17 settembre 2015 Cronaca

Formia. La guardia di finanza sequestra 270 chili di polvere pirica e 600 mortai di vario calibro illecitamente detenuti. Denunciato un soggetto di Castelforte. Nel quadro della costante attività di prevenzione volta al controllo economico del territorio, al contrasto e alla repressione dei reati afferenti il fenomeno della illecita detenzione di armi, munizioni e materiale esplodente, i militari del comando provinciale della guardia di finanza di Latina, hanno individuato nel comune di Castelforte un soggetto in possesso di un grosso quantitativo di materiale esplodente illecitamente detenuto.
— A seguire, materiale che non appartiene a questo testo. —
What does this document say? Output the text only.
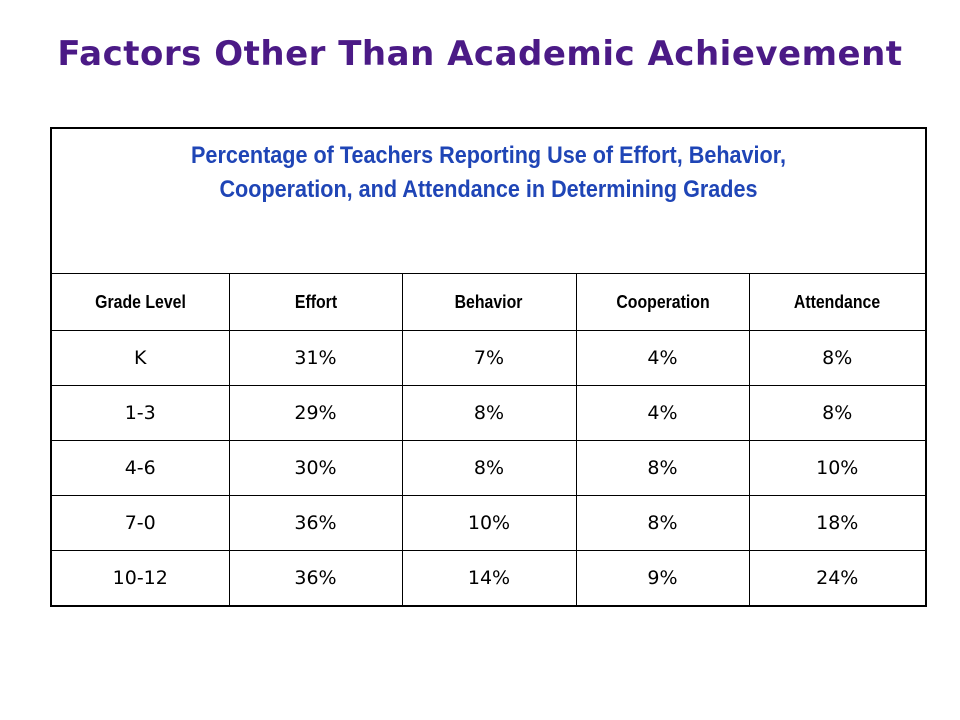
Factors Other Than Academic Achievement
Percentage of Teachers Reporting Use of Effort, Behavior,
Cooperation, and Attendance in Determining Grades				

Grade Level	Effort	Behavior	Cooperation	Attendance
K	31%	7%	4%	8%
1-3	29%	8%	4%	8%
4-6	30%	8%	8%	10%
7-0	36%	10%	8%	18%
10-12	36%	14%	9%	24%
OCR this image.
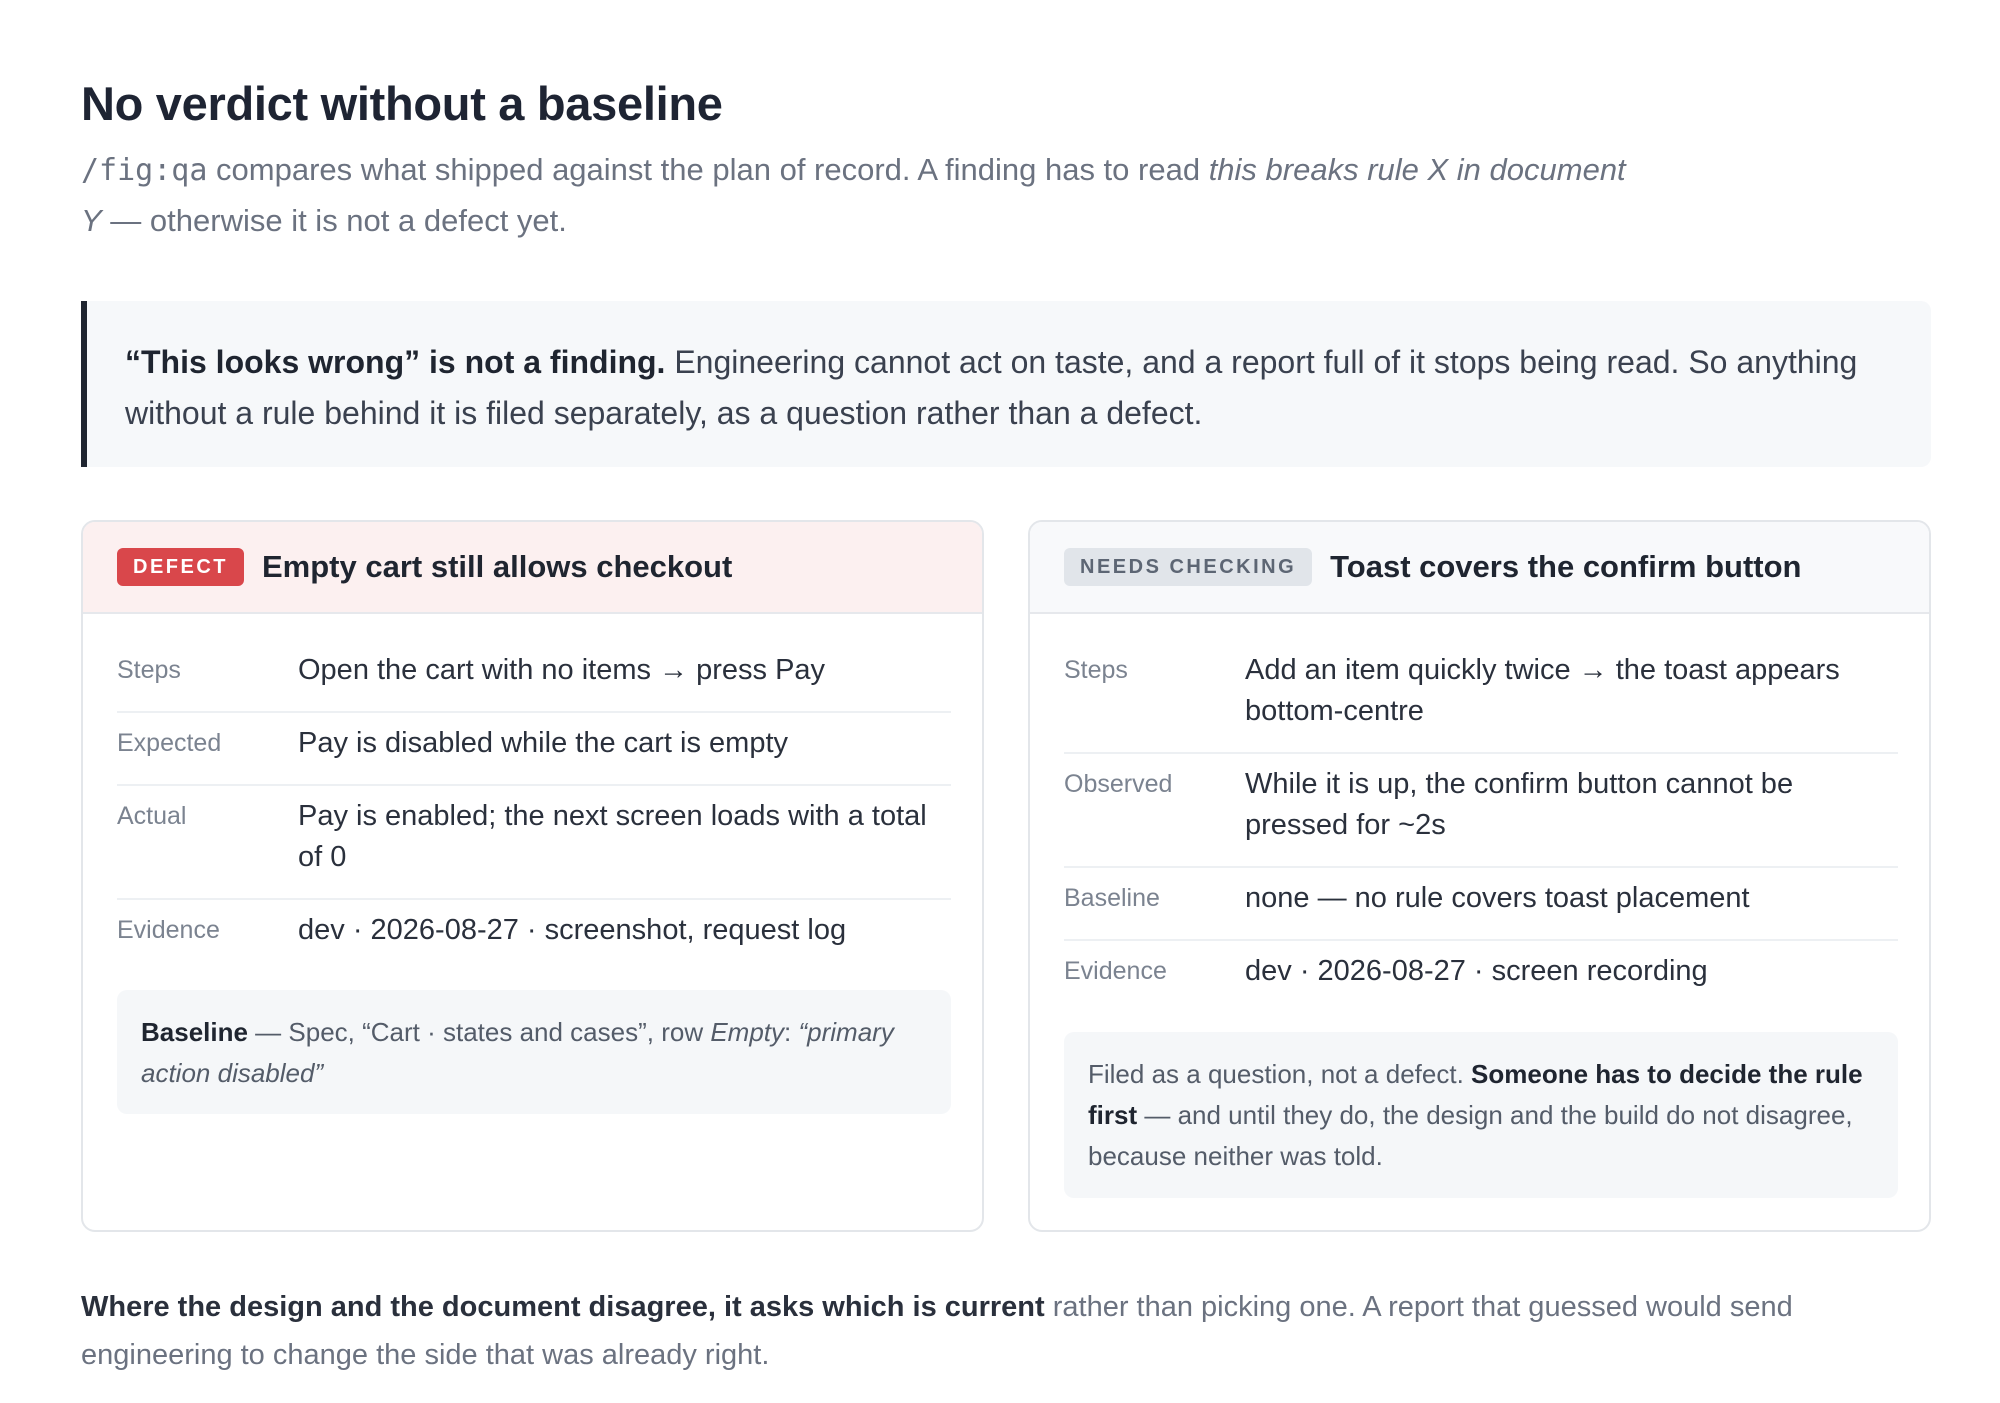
No verdict without a baseline

/fig:qa compares what shipped against the plan of record. A finding has to read this breaks rule X in document Y — otherwise it is not a defect yet.

“This looks wrong” is not a finding. Engineering cannot act on taste, and a report full of it stops being read. So anything without a rule behind it is filed separately, as a question rather than a defect.
DEFECT	Empty cart still allows checkout
Steps	Open the cart with no items → press Pay
Expected	Pay is disabled while the cart is empty
Actual	Pay is enabled; the next screen loads with a total of 0
Evidence	dev · 2026-08-27 · screenshot, request log
Baseline — Spec, “Cart · states and cases”, row Empty: “primary action disabled”
NEEDS CHECKING	Toast covers the confirm button
Steps	Add an item quickly twice → the toast appears bottom-centre
Observed	While it is up, the confirm button cannot be pressed for ~2s
Baseline	none — no rule covers toast placement
Evidence	dev · 2026-08-27 · screen recording
Filed as a question, not a defect. Someone has to decide the rule first — and until they do, the design and the build do not disagree, because neither was told.

Where the design and the document disagree, it asks which is current rather than picking one. A report that guessed would send engineering to change the side that was already right.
In tale contesto, i finanzieri hanno individuato in località “Pozzillo” nel comune di Castelforte, a ridosso dal centro cittadino, un soggetto intento a predisporre vari inneschi di fuochi pirotecnici costituiti da potenti ordigni. L’accertamento permetteva di rilevare che il soggetto, un 23enne di nazionalità italiana, P.F. era sprovvisto di documentazione circa la provenienza, fabbricazione, trasporto e detenzione del suddetto materiale esplodente, costituito da polveri e miscele piriche (zolfo, polvere di alluminio, carbone, percolorato e colorato di potassio). Le fiamme gialle procedevano quindi al sequestro di circa 270 chili di polvere pirica attiva contenuta in 600 ordigni (tra cui palle sferiche, flash bang, fire works, cilindri luminosi e candele romane) 600 mortai di vario calibro nonché quattro sofisticate centraline elettriche per innesti. Il responsabile è stato denunciato alla procura della repubblica di Cassino per la violazione degli artt. 678, 679 c.p. (fabbricazione e omessa denuncia di materiale esplodente) e 55 del t.u.l.p.s. (mancata registrazione ai fini di pubblica sicurezza). L’operazione di servizio condotta si è rilevata decisiva al fine di preservare la sicurezza e l’incolumità dei cittadini, sequestrando prodotti pericolosi che, anche in relazione all’ubicazione e la concentrazione degli stessi in un unico posto, se innescati, potevano rappresentare un micidiale ed elevato potenziale distruttivo rilevandosi nella circostanza fatali per le persone che, completamente ignare, abitavano nelle immediate adiacenze. (17 settembre 2015)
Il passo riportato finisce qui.